Hartley Magazine

All the latest news, hints, tips and advice from our experts

Alternative salad ingredients

Corn Salad

If you are worried about the lack of fresh food in the shops, it’s time to rethink your take on salads and look a bit closer at what is growing in and around your garden and greenhouse.

Beat the fresh veg shortage by using some alternative salad ingredients instead. I’ve never been a great fan of lettuce, maybe it was the bland iceberg lettuces that were widely available when I was growing up. Or perhaps it was because I was lucky enough to grow up with an allotment where we grew all sorts of fruit and veg to feed the family and where leafy veg were easy to grow, fast to crop and many were excellent salad ingredients.

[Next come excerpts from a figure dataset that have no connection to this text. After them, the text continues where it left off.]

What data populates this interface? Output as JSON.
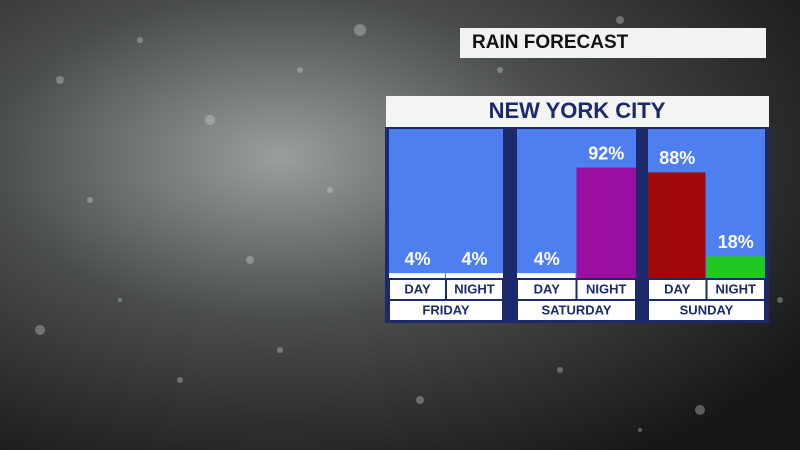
{
  "chart_data": {
    "type": "bar",
    "title": "RAIN FORECAST",
    "subtitle": "NEW YORK CITY",
    "groups": [
      {
        "label": "FRIDAY",
        "categories": [
          "DAY",
          "NIGHT"
        ],
        "values": [
          4,
          4
        ],
        "value_labels": [
          "4%",
          "4%"
        ],
        "colors": [
          "#ffffff",
          "#ffffff"
        ]
      },
      {
        "label": "SATURDAY",
        "categories": [
          "DAY",
          "NIGHT"
        ],
        "values": [
          4,
          92
        ],
        "value_labels": [
          "4%",
          "92%"
        ],
        "colors": [
          "#ffffff",
          "#9a0ea0"
        ]
      },
      {
        "label": "SUNDAY",
        "categories": [
          "DAY",
          "NIGHT"
        ],
        "values": [
          88,
          18
        ],
        "value_labels": [
          "88%",
          "18%"
        ],
        "colors": [
          "#a00a0c",
          "#22c822"
        ]
      }
    ]
  }
}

These days I do grow some lettuce plants, but mostly because they are fast to grow, easy to grow and they make good fillers for a homegrown salad. That said, so far this year I have not sown any lettuce leaf salads, yet.

Alternative garden salad

Babbington Leek

But if I take a wander around the garden, I can easily create a bowl of salad from the leaves growing in and around my plot. I do rely on several perennial vegetables and many of these are fantastic salad stalwarts especially in late winter and early spring. First is the perennial kale, Taunton Deane Cottager’s Kale. The tough outer leaves are fed to my hens, but the new leaves are tender and delicious raw. I pick them with secateurs and then tear the stems out adding the rest of the leaves to the salad bowl. It’s tasty and fresh and rich in vitamins and often forms the bulk of a salad.

Lovage

Then I add the fresh chopped leaves of my Babington leeks, these add taste and bulk to the salad with a mild garlic flavour. I left a clump of beetroot in the raised beds. They didn’t amount to much in terms of roots, but right now they have a decent crop of leaves. Again, the winter ravaged leaves are vitamin rich treats for the hens, but inside the small ruby red tinged leaves are delicious, as are the leaf stems chopped up for the salad. They add an earthy taste and vibrant colour to the salad bowl. If I put a cloche over the top, it will keep the leaves forming to fill the salad bowl again and again. I’ve also got a few spinach chard plants that are also leafing up, they will be another filler for the salad bowl until my spring sowings get growing. Plus, some rootling around uncovered some marjoram leaves to add more flavour to the offering. Once you know what grows where on your plot you can keep an eye out for spring shoots. I’ve got a huge clump of lovage which starts sprouting into grown in March. The first pink leaves are soft and delicious, they are also quite bulky and can help fill a salad bowl when ingredients are sparse. Plus, I found some lamb’s lettuce seedlings which are perfect for salad and some garlic chives.

Greenhouse crops

Ginger Rosemary

The next ingredients for my alternative salad bowl are added from the greenhouse. Inside the protection of my glasshouse, I have a few amazing plants that spice up my menus. First is a clump of wild rocket, it’s a perennial and starts into growth much earlier in the greenhouse. Just a few leaves of this spicy leaved plant chopped up small lift any salad into orbit in terms of taste. Plus, the flavour bursts add drama to the salad bowl. Then the ginger rosemary provides a few tasty morsels to fire up the tastebuds and add the wow factor to my salad. I pick the youngest leaves and chop them up small, you don’t need much and even ‘normal’ rosemary will do. I’m not a huge fan of mint in savoury meals, but I think you can get away with adding mint leaves to homegrown salads, especially if you grow something like basil mint. This perennial beauty will keep growing through the winter into spring, long before I start sowing basil seeds. It’s a winter stalwart that transforms all sorts of culinary dishes. Plus, it’s really easy to grow, you can take cuttings and share them and it tastes fab too.

Salads from seed

Perennial Kale

With the threat of cold weather imminent I haven’t got started sowing in the greenhouse yet, apart from the all-essential pea shoots and broadbeans. Both of which were sown back in January and are now generating fleshy leaves, succulent stems and in the case of the peas, tasty tendrils too. The salad now has taste, texture, bulk and so much more. And of course, all the plants that you have harvested leaves from will keep growing making more for your next homegrown bowl of flavour.

Wild food

Beetroot Leaves

Don’t forget the value of wild food too. Once you’ve filled your salad bowl from your garden and greenhouse have a look a bit further afield at what’s growing wild. You might be surprised at the wild food growing locally. But before you add it to the salad bowl you need to be absolutely sure of your identification skills. If in any doubt don’t. Sign up for a foraging course to learn the basics and then you can embellish your menus for free. One of the most prolific wild plants for salads and more is wild garlic. You can smell it in the woodlands in spring and the young leaves are a fantastic ingredient not just for salad but for pesto and so much more too. Have a look out for hedge garlic which is another great salad ingredient, the seeds taste a bit like mustard and the roots have a mild horseradish flavour.